London: Italian cable manufacturer Prysmian SpA will acquire its Dutch rival Draka Holding NV in a cash and share deal worth $1.2 billion to create one of the world’s largest cable entity with presence in over 50 countries.
Both companies have presence in India. In a joint statement on Monday, Prysmian said it would buyout Draka in a deal valued at €840 million ($1.15 billion), including a cash consideration of €420 million.
Approved by the two companies’ boards, the transaction is expected to close during the second quarter of 2011. As part of deal, Prysmian would issue around 32 million new shares.
The billion-dollar deal comes at a time when the global cable manufacturing industry is grappling with lower demand from Europe and intense competition.
With complementary geographic presence and technological expertise, the combination would create a leading player in the global energy and telecom cable and systems industry.
“The combined group will have operations in more than 50 countries, with a manufacturing footprint of over 90 plants, and a total workforce of more than 20,000 employees,” the statement said.

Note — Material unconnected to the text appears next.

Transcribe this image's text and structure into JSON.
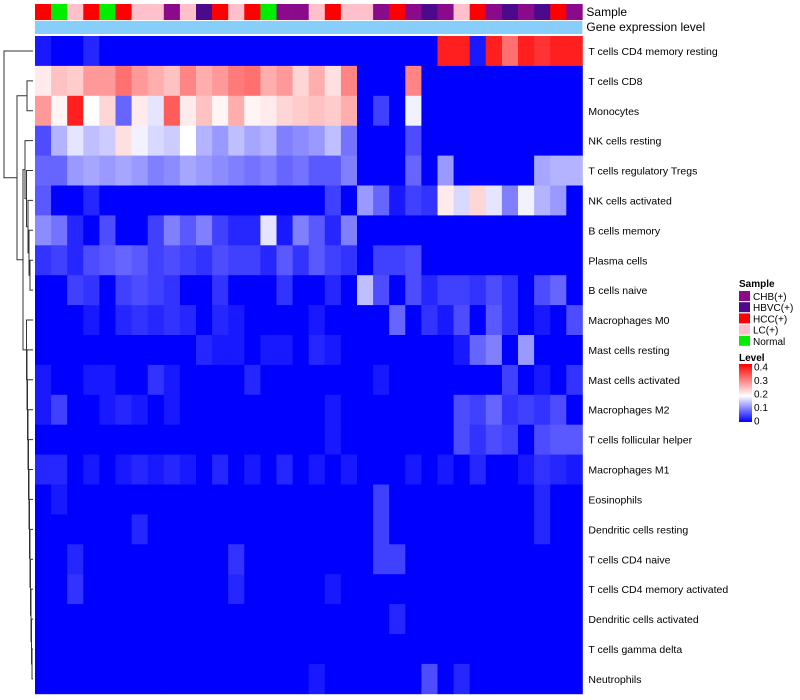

The deal is expected to generate annual cost savings to the tune of €100 million within three years from optimisation of manufacturing activities and procurement of raw materials, among others.
Draka’s CEO Frank Dorjee said that Prysmian’s offer provides an attractive valuation.
“As both companies have an extensive track record in integrating cable assets, the process of combining the two businesses will be smooth,” Dorjee noted.
Prysmian anticipates to fund the transaction with available cash, credit lines and issuance of new shares.